My gift to myself is to let go. That’s my plan anyway. My agenda for 2016 is to move back to Texas and pursue a midlife career change teaching. That, my friends, scares the heck out of me. As some of you can probably attest, changing careers anytime after about 43 is excruciating, especially since often you’re absolutely new to the field.
I had planned to self-publish something new in Fall 2016. However, with all this activity going on — my full-time job complete with nearly 3 hours of round trip travel per day, working overtime, completing a teacher certification course, making moving plans, now the holidays — that part if my agenda has been pushed back.
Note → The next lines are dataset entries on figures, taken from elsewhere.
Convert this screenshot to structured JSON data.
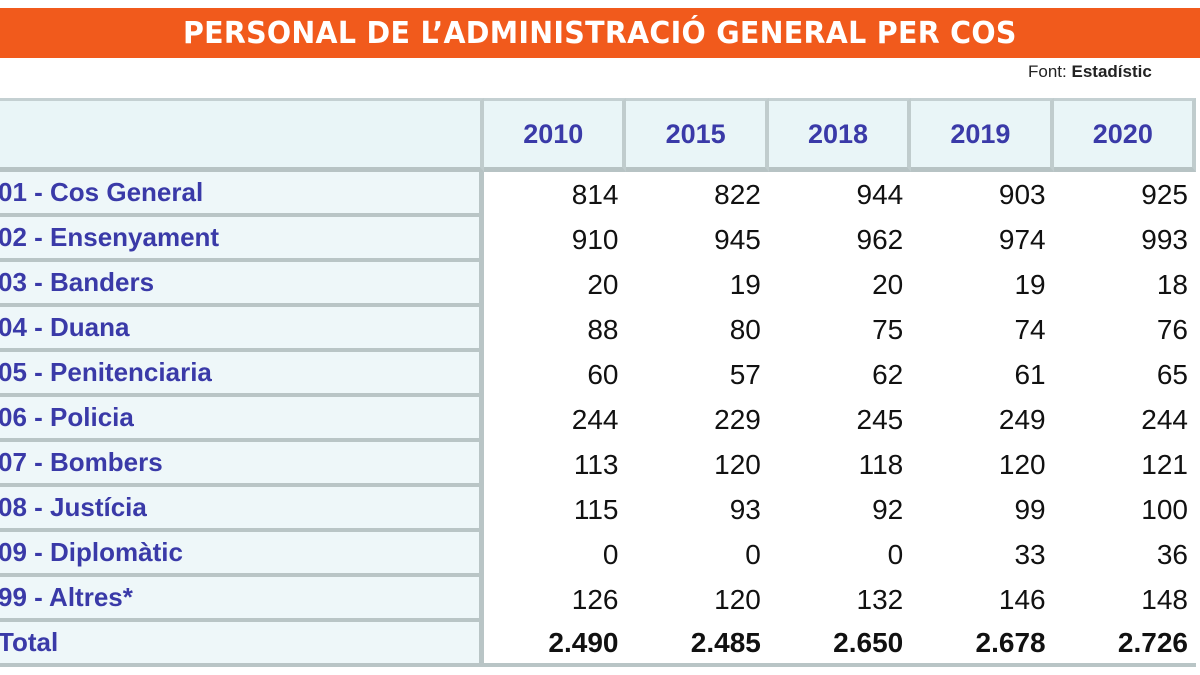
{
  "title": "PERSONAL DE L’ADMINISTRACIÓ GENERAL PER COS",
  "source": {
    "label": "Font:",
    "value": "Estadístic"
  },
  "table": {
    "columns": [
      "2010",
      "2015",
      "2018",
      "2019",
      "2020"
    ],
    "rows": [
      {
        "label": "01 - Cos General",
        "values": [
          "814",
          "822",
          "944",
          "903",
          "925"
        ]
      },
      {
        "label": "02 - Ensenyament",
        "values": [
          "910",
          "945",
          "962",
          "974",
          "993"
        ]
      },
      {
        "label": "03 - Banders",
        "values": [
          "20",
          "19",
          "20",
          "19",
          "18"
        ]
      },
      {
        "label": "04 - Duana",
        "values": [
          "88",
          "80",
          "75",
          "74",
          "76"
        ]
      },
      {
        "label": "05 - Penitenciaria",
        "values": [
          "60",
          "57",
          "62",
          "61",
          "65"
        ]
      },
      {
        "label": "06 - Policia",
        "values": [
          "244",
          "229",
          "245",
          "249",
          "244"
        ]
      },
      {
        "label": "07 - Bombers",
        "values": [
          "113",
          "120",
          "118",
          "120",
          "121"
        ]
      },
      {
        "label": "08 - Justícia",
        "values": [
          "115",
          "93",
          "92",
          "99",
          "100"
        ]
      },
      {
        "label": "09 - Diplomàtic",
        "values": [
          "0",
          "0",
          "0",
          "33",
          "36"
        ]
      },
      {
        "label": "99 - Altres*",
        "values": [
          "126",
          "120",
          "132",
          "146",
          "148"
        ]
      },
      {
        "label": "Total",
        "values": [
          "2.490",
          "2.485",
          "2.650",
          "2.678",
          "2.726"
        ]
      }
    ]
  },
  "colors": {
    "title_bar": "#f15a1c",
    "label_text": "#3a3aa8",
    "label_bg": "#eef7f9",
    "grid": "#b9c5c6"
  }
}
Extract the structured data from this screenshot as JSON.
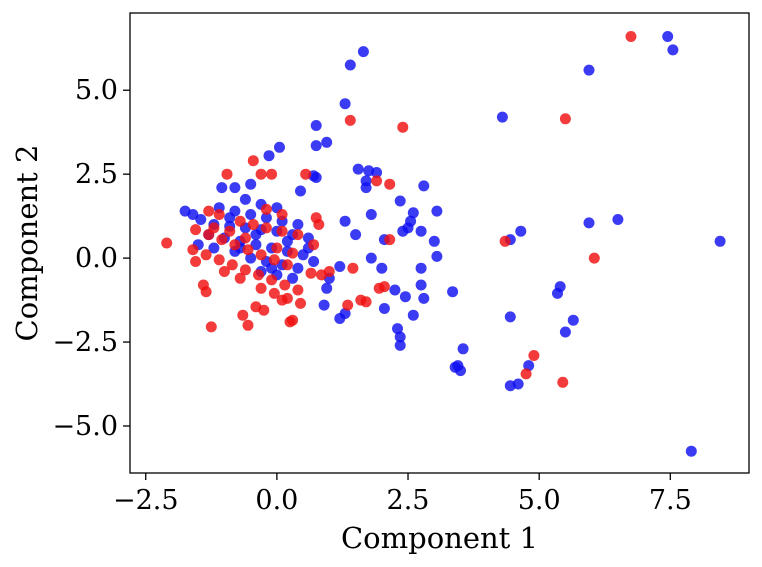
{
  "chart_data": {
    "type": "scatter",
    "title": "",
    "xlabel": "Component 1",
    "ylabel": "Component 2",
    "xlim": [
      -2.8,
      9.0
    ],
    "ylim": [
      -6.4,
      7.3
    ],
    "grid": false,
    "xticks": [
      -2.5,
      0.0,
      2.5,
      5.0,
      7.5
    ],
    "xtick_labels": [
      "−2.5",
      "0.0",
      "2.5",
      "5.0",
      "7.5"
    ],
    "yticks": [
      -5.0,
      -2.5,
      0.0,
      2.5,
      5.0
    ],
    "ytick_labels": [
      "−5.0",
      "−2.5",
      "0.0",
      "2.5",
      "5.0"
    ],
    "series": [
      {
        "color": "#1010f0",
        "points": [
          [
            7.45,
            6.6
          ],
          [
            7.55,
            6.2
          ],
          [
            1.65,
            6.15
          ],
          [
            1.4,
            5.75
          ],
          [
            5.95,
            5.6
          ],
          [
            1.3,
            4.6
          ],
          [
            4.3,
            4.2
          ],
          [
            0.75,
            3.95
          ],
          [
            0.95,
            3.45
          ],
          [
            0.75,
            3.35
          ],
          [
            0.05,
            3.3
          ],
          [
            -0.15,
            3.05
          ],
          [
            1.55,
            2.65
          ],
          [
            1.75,
            2.6
          ],
          [
            1.9,
            2.55
          ],
          [
            0.7,
            2.45
          ],
          [
            0.75,
            2.4
          ],
          [
            1.7,
            2.3
          ],
          [
            1.7,
            2.1
          ],
          [
            2.8,
            2.15
          ],
          [
            -0.5,
            2.2
          ],
          [
            -0.8,
            2.1
          ],
          [
            0.45,
            2.0
          ],
          [
            -1.05,
            2.1
          ],
          [
            2.35,
            1.7
          ],
          [
            3.05,
            1.4
          ],
          [
            1.8,
            1.3
          ],
          [
            1.3,
            1.1
          ],
          [
            2.6,
            1.35
          ],
          [
            2.55,
            1.1
          ],
          [
            5.95,
            1.05
          ],
          [
            6.5,
            1.15
          ],
          [
            2.5,
            0.9
          ],
          [
            2.4,
            0.8
          ],
          [
            1.5,
            0.7
          ],
          [
            2.75,
            0.8
          ],
          [
            4.65,
            0.8
          ],
          [
            2.05,
            0.55
          ],
          [
            3.0,
            0.5
          ],
          [
            4.45,
            0.55
          ],
          [
            8.45,
            0.5
          ],
          [
            3.05,
            0.05
          ],
          [
            1.8,
            0.0
          ],
          [
            2.0,
            -0.3
          ],
          [
            1.2,
            -0.25
          ],
          [
            2.75,
            -0.3
          ],
          [
            1.0,
            -0.6
          ],
          [
            0.95,
            -0.9
          ],
          [
            2.75,
            -0.8
          ],
          [
            2.25,
            -0.95
          ],
          [
            2.8,
            -1.2
          ],
          [
            3.35,
            -1.0
          ],
          [
            2.45,
            -1.15
          ],
          [
            5.4,
            -0.85
          ],
          [
            5.35,
            -1.05
          ],
          [
            2.05,
            -1.5
          ],
          [
            2.6,
            -1.7
          ],
          [
            4.45,
            -1.75
          ],
          [
            5.65,
            -1.85
          ],
          [
            1.3,
            -1.65
          ],
          [
            1.2,
            -1.8
          ],
          [
            0.9,
            -1.4
          ],
          [
            -1.75,
            1.4
          ],
          [
            -1.6,
            1.3
          ],
          [
            -1.45,
            1.15
          ],
          [
            -1.2,
            1.0
          ],
          [
            -0.9,
            0.95
          ],
          [
            -0.6,
            0.9
          ],
          [
            -0.3,
            0.85
          ],
          [
            0.0,
            0.8
          ],
          [
            0.3,
            0.7
          ],
          [
            0.6,
            0.6
          ],
          [
            -1.3,
            0.7
          ],
          [
            -1.0,
            0.6
          ],
          [
            -0.7,
            0.5
          ],
          [
            -0.4,
            0.4
          ],
          [
            -0.1,
            0.3
          ],
          [
            0.2,
            0.2
          ],
          [
            0.5,
            0.1
          ],
          [
            -0.8,
            0.2
          ],
          [
            -0.5,
            0.0
          ],
          [
            -0.2,
            -0.1
          ],
          [
            0.1,
            -0.2
          ],
          [
            0.4,
            -0.3
          ],
          [
            -0.3,
            -0.4
          ],
          [
            0.0,
            -0.5
          ],
          [
            0.3,
            -0.6
          ],
          [
            -1.1,
            1.5
          ],
          [
            -0.8,
            1.4
          ],
          [
            -0.5,
            1.3
          ],
          [
            -0.2,
            1.2
          ],
          [
            0.1,
            1.1
          ],
          [
            0.4,
            1.0
          ],
          [
            -0.6,
            1.75
          ],
          [
            -0.3,
            1.6
          ],
          [
            0.0,
            1.5
          ],
          [
            -0.9,
            1.2
          ],
          [
            -0.4,
            0.7
          ],
          [
            0.2,
            0.5
          ],
          [
            -0.7,
            0.3
          ],
          [
            -0.1,
            -0.3
          ],
          [
            0.6,
            0.3
          ],
          [
            -1.5,
            0.4
          ],
          [
            -1.2,
            0.3
          ],
          [
            0.7,
            -0.1
          ],
          [
            2.3,
            -2.1
          ],
          [
            2.35,
            -2.35
          ],
          [
            2.35,
            -2.6
          ],
          [
            3.55,
            -2.7
          ],
          [
            3.4,
            -3.25
          ],
          [
            3.5,
            -3.35
          ],
          [
            3.45,
            -3.2
          ],
          [
            4.8,
            -3.2
          ],
          [
            4.6,
            -3.75
          ],
          [
            4.45,
            -3.8
          ],
          [
            5.5,
            -2.2
          ],
          [
            7.9,
            -5.75
          ]
        ]
      },
      {
        "color": "#f01010",
        "points": [
          [
            6.75,
            6.6
          ],
          [
            1.4,
            4.1
          ],
          [
            5.5,
            4.15
          ],
          [
            2.4,
            3.9
          ],
          [
            -0.45,
            2.9
          ],
          [
            -0.3,
            2.5
          ],
          [
            -0.1,
            2.5
          ],
          [
            0.55,
            2.5
          ],
          [
            -0.95,
            2.5
          ],
          [
            1.9,
            2.3
          ],
          [
            2.15,
            2.2
          ],
          [
            -2.1,
            0.45
          ],
          [
            -1.3,
            1.4
          ],
          [
            -1.1,
            1.3
          ],
          [
            -0.7,
            1.1
          ],
          [
            -0.45,
            1.0
          ],
          [
            -0.2,
            0.9
          ],
          [
            0.1,
            0.8
          ],
          [
            0.4,
            0.7
          ],
          [
            0.75,
            1.2
          ],
          [
            -1.55,
            0.85
          ],
          [
            -1.3,
            0.7
          ],
          [
            -1.05,
            0.55
          ],
          [
            -0.8,
            0.4
          ],
          [
            -0.55,
            0.25
          ],
          [
            -0.3,
            0.1
          ],
          [
            -0.05,
            -0.05
          ],
          [
            0.2,
            -0.2
          ],
          [
            -1.6,
            0.25
          ],
          [
            -1.35,
            0.1
          ],
          [
            -1.1,
            -0.05
          ],
          [
            -0.85,
            -0.2
          ],
          [
            -0.6,
            -0.35
          ],
          [
            -0.35,
            -0.5
          ],
          [
            -0.1,
            -0.65
          ],
          [
            0.15,
            -0.8
          ],
          [
            0.4,
            -0.95
          ],
          [
            -0.3,
            -0.9
          ],
          [
            -0.05,
            -1.05
          ],
          [
            0.2,
            -1.2
          ],
          [
            0.45,
            -1.35
          ],
          [
            -1.55,
            -0.1
          ],
          [
            -1.4,
            -0.8
          ],
          [
            -1.35,
            -1.0
          ],
          [
            -1.25,
            -2.05
          ],
          [
            -0.65,
            -1.7
          ],
          [
            -0.55,
            -2.0
          ],
          [
            -0.4,
            -1.45
          ],
          [
            -0.25,
            -1.55
          ],
          [
            0.1,
            -1.25
          ],
          [
            0.3,
            -1.85
          ],
          [
            0.25,
            -1.9
          ],
          [
            1.35,
            -1.4
          ],
          [
            1.7,
            -1.3
          ],
          [
            1.6,
            -1.25
          ],
          [
            2.05,
            -0.85
          ],
          [
            1.95,
            -0.9
          ],
          [
            0.65,
            -0.45
          ],
          [
            0.85,
            -0.5
          ],
          [
            1.0,
            -0.4
          ],
          [
            1.45,
            -0.3
          ],
          [
            2.15,
            0.55
          ],
          [
            4.35,
            0.5
          ],
          [
            6.05,
            0.0
          ],
          [
            4.9,
            -2.9
          ],
          [
            4.75,
            -3.45
          ],
          [
            5.45,
            -3.7
          ],
          [
            -0.9,
            0.8
          ],
          [
            -0.6,
            0.6
          ],
          [
            0.0,
            0.3
          ],
          [
            0.3,
            0.15
          ],
          [
            -1.0,
            -0.4
          ],
          [
            -0.7,
            -0.6
          ],
          [
            0.7,
            0.4
          ],
          [
            0.8,
            1.0
          ],
          [
            -0.2,
            1.45
          ],
          [
            0.1,
            1.3
          ],
          [
            -1.2,
            0.9
          ]
        ]
      }
    ]
  }
}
I’m still writing, just not at a pace that will afford finishing any novel complete with a professional edit and cover by Fall 2016.
In my spare time, which is very limited now due to my teacher courses, I’m working on putting together a book of original poetry tentatively titled The Crime of a Life Sentence. The book is put together so that by publication, each chapter will represent a decade of my life to date. My hope was to definitely put that out October or November 2016. I’m still trying.
2017 holds a great deal of promise for self-publishing for me. If I don’t get my poetry book out in 2016, it’ll be ready for for 2017. Also in 2017, I’m expecting to FINALLY! publish The Devil Plays Dice — the sequel to Someday Always Comes, as well another project.
My moving back to Texas wasn’t planned over months. One day in August, something aweful happened. My heart was broken. My feelings hurt. My anger spiked so high it would later land me at the physician’s office. And I’d had enough. I said, screw it. And after a couple of weeks of pondering and researching, I made a choice — right or wrong.
The hardest thing for me to work past was the idea that one person or another will get angry, hurt, or be sensitive to my choice in some other way and lash out at me, which usually happens anyway. I’ve readied myself if the shit hits the fan, and I’m ready to hold fast when that wall of negativity comes at me. It’s okay. I’m attempting this prison break, folks, no matter what.
And while I’m looking forward, to my new path, I want to thank my past for teaching me how to work in the present while looking ahead, and to stop living my life based on how someone else might, or will, feel about my choices because of how the choices might affect their life.
Happy Thanksgiving! Happy positive changes for us all.